Jocelyn Ormeño Lee (born 10 May 1978) is a Chilean politician who served in the Constitutional Council, where she was allied to the Socialist Party.

== Biography ==
Ormeño was born in Iquique on 10 May 1978. Her parents are Gil Rolando Ormeño Lara and Sonia Myriam Lee Estay.

=== Professional career ===
She is a primary education teacher and holds a higher technical degree in Child Care from the University of Tarapacá.

She was awarded the Pedagogical Excellence Allowance (Asignación de Excelencia Pedagógica, AEP) by the Ministry of Education, which grants membership in the Red Maestros de Maestros (RMM). She is also recognized as a Mentor Teacher by the Center for Pedagogical Improvement, Experimentation and Research (CPEIP).

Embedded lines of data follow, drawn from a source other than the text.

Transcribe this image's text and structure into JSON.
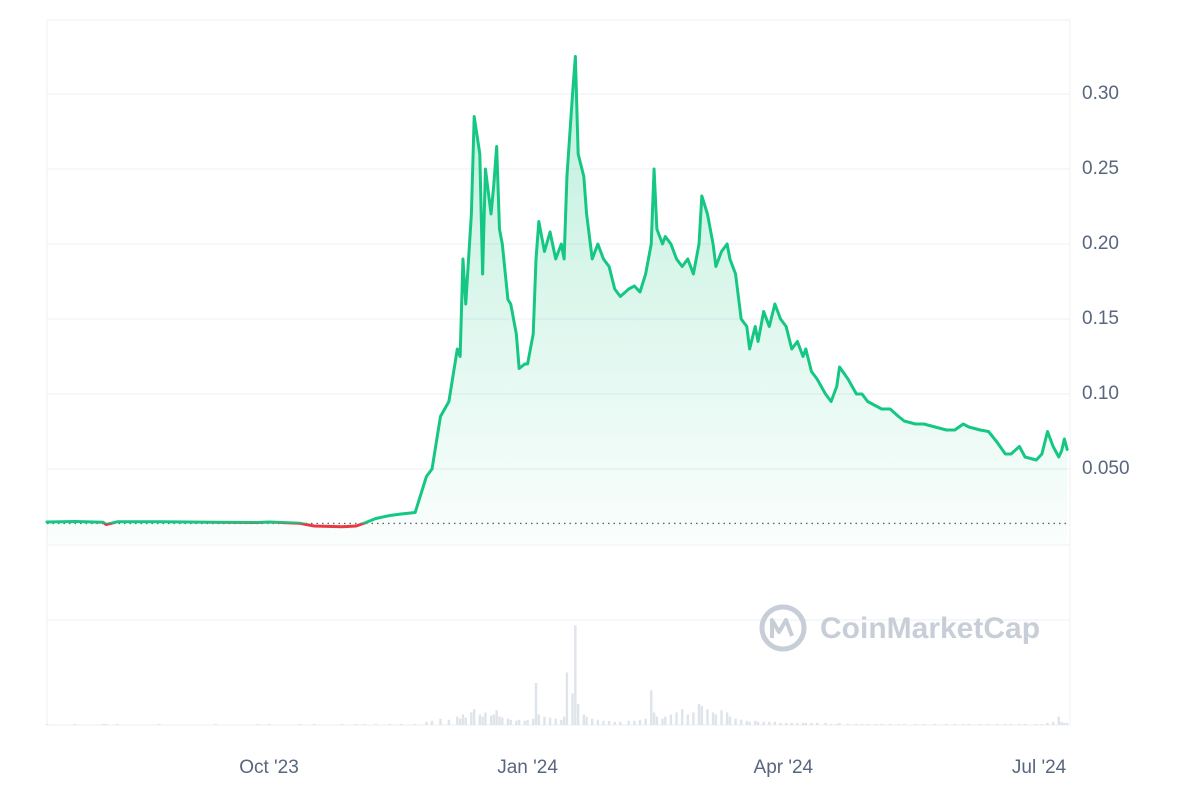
{
  "chart_data": {
    "type": "line",
    "watermark": "CoinMarketCap",
    "color": "#16c784",
    "down_color": "#ea3943",
    "baseline": 0.0137,
    "xlim": [
      0,
      364
    ],
    "xticks": [
      {
        "value": 79,
        "label": "Oct '23"
      },
      {
        "value": 171,
        "label": "Jan '24"
      },
      {
        "value": 262,
        "label": "Apr '24"
      },
      {
        "value": 353,
        "label": "Jul '24"
      }
    ],
    "ylim": [
      0,
      0.35
    ],
    "yticks": [
      {
        "value": 0.3,
        "label": "0.30"
      },
      {
        "value": 0.25,
        "label": "0.25"
      },
      {
        "value": 0.2,
        "label": "0.20"
      },
      {
        "value": 0.15,
        "label": "0.15"
      },
      {
        "value": 0.1,
        "label": "0.10"
      },
      {
        "value": 0.05,
        "label": "0.050"
      }
    ],
    "grid": true,
    "x": [
      0,
      10,
      20,
      21,
      25,
      40,
      60,
      75,
      79,
      90,
      95,
      105,
      110,
      113,
      117,
      122,
      126,
      131,
      135,
      137,
      140,
      143,
      146,
      147,
      148,
      149,
      151,
      152,
      154,
      155,
      156,
      158,
      159,
      160,
      161,
      162,
      164,
      165,
      167,
      168,
      170,
      171,
      173,
      174,
      175,
      177,
      179,
      181,
      183,
      184,
      185,
      187,
      188,
      189,
      191,
      192,
      194,
      196,
      198,
      200,
      202,
      204,
      207,
      209,
      211,
      213,
      215,
      216,
      217,
      219,
      220,
      222,
      224,
      226,
      228,
      230,
      232,
      233,
      235,
      237,
      238,
      240,
      242,
      243,
      245,
      247,
      249,
      250,
      252,
      253,
      255,
      257,
      259,
      261,
      263,
      265,
      267,
      269,
      270,
      272,
      274,
      277,
      279,
      281,
      282,
      285,
      288,
      290,
      292,
      295,
      297,
      300,
      303,
      305,
      309,
      312,
      316,
      320,
      323,
      326,
      328,
      332,
      335,
      338,
      341,
      343,
      346,
      348,
      352,
      354,
      356,
      358,
      360,
      361,
      362,
      363
    ],
    "values": [
      0.0147,
      0.015,
      0.0145,
      0.013,
      0.0148,
      0.0148,
      0.0145,
      0.0143,
      0.0147,
      0.0138,
      0.012,
      0.0115,
      0.012,
      0.014,
      0.017,
      0.019,
      0.02,
      0.021,
      0.045,
      0.05,
      0.085,
      0.095,
      0.13,
      0.125,
      0.19,
      0.16,
      0.22,
      0.285,
      0.26,
      0.18,
      0.25,
      0.22,
      0.24,
      0.265,
      0.21,
      0.2,
      0.163,
      0.16,
      0.14,
      0.117,
      0.12,
      0.12,
      0.14,
      0.19,
      0.215,
      0.195,
      0.208,
      0.19,
      0.2,
      0.19,
      0.245,
      0.3,
      0.325,
      0.26,
      0.245,
      0.22,
      0.19,
      0.2,
      0.19,
      0.185,
      0.17,
      0.165,
      0.17,
      0.172,
      0.168,
      0.18,
      0.2,
      0.25,
      0.21,
      0.2,
      0.205,
      0.2,
      0.19,
      0.185,
      0.19,
      0.18,
      0.2,
      0.232,
      0.22,
      0.2,
      0.185,
      0.195,
      0.2,
      0.19,
      0.18,
      0.15,
      0.145,
      0.13,
      0.145,
      0.135,
      0.155,
      0.145,
      0.16,
      0.15,
      0.145,
      0.13,
      0.135,
      0.125,
      0.13,
      0.115,
      0.11,
      0.1,
      0.095,
      0.105,
      0.118,
      0.11,
      0.1,
      0.1,
      0.095,
      0.092,
      0.09,
      0.09,
      0.085,
      0.082,
      0.08,
      0.08,
      0.078,
      0.076,
      0.076,
      0.08,
      0.078,
      0.076,
      0.075,
      0.068,
      0.06,
      0.06,
      0.065,
      0.058,
      0.056,
      0.06,
      0.075,
      0.065,
      0.058,
      0.062,
      0.07,
      0.063
    ],
    "volume": {
      "color": "#dfe4ea",
      "ylim": [
        0,
        100
      ],
      "values": [
        1,
        1,
        1,
        1,
        1,
        1,
        1,
        1,
        1,
        1,
        1,
        1,
        1,
        1,
        1,
        1,
        1,
        1,
        3,
        4,
        6,
        5,
        8,
        6,
        10,
        7,
        12,
        15,
        10,
        8,
        12,
        9,
        10,
        14,
        8,
        7,
        6,
        5,
        4,
        5,
        4,
        5,
        6,
        40,
        10,
        8,
        7,
        6,
        5,
        8,
        50,
        30,
        95,
        20,
        10,
        8,
        6,
        5,
        4,
        4,
        3,
        3,
        4,
        4,
        5,
        6,
        33,
        12,
        8,
        6,
        8,
        10,
        12,
        15,
        10,
        12,
        20,
        18,
        15,
        12,
        10,
        14,
        12,
        8,
        6,
        5,
        4,
        3,
        4,
        3,
        3,
        3,
        3,
        2,
        2,
        2,
        2,
        2,
        2,
        2,
        2,
        2,
        1,
        1,
        2,
        1,
        1,
        1,
        1,
        1,
        1,
        1,
        1,
        1,
        1,
        1,
        1,
        1,
        1,
        1,
        1,
        1,
        1,
        1,
        1,
        1,
        1,
        1,
        1,
        1,
        2,
        3,
        8,
        3,
        2,
        2
      ]
    }
  }
}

She is a candidate for a master’s degree in Education with a specialization in Transformational Leadership and School Management at the Academia de Humanismo Cristiano University. Professionally, she works as a teacher in educational institutions administered by the Local Public Education Service Chinchorro. She also serves as vice president of the Educational Corporation Mentores Arica y Parinacota and as an academic associated with the Explora Program.

== Political career ==
In the elections held on 7 May 2023, Ormeño ran as a candidate for the Constitutional Council representing the 1st electoral district of the Arica and Parinacota Region, as an independent candidate on the list of the Socialist Party of Chile within the Unidad para Chile electoral pact. According to the Electoral Qualification Court (TRICEL), she was elected with 11,146 votes.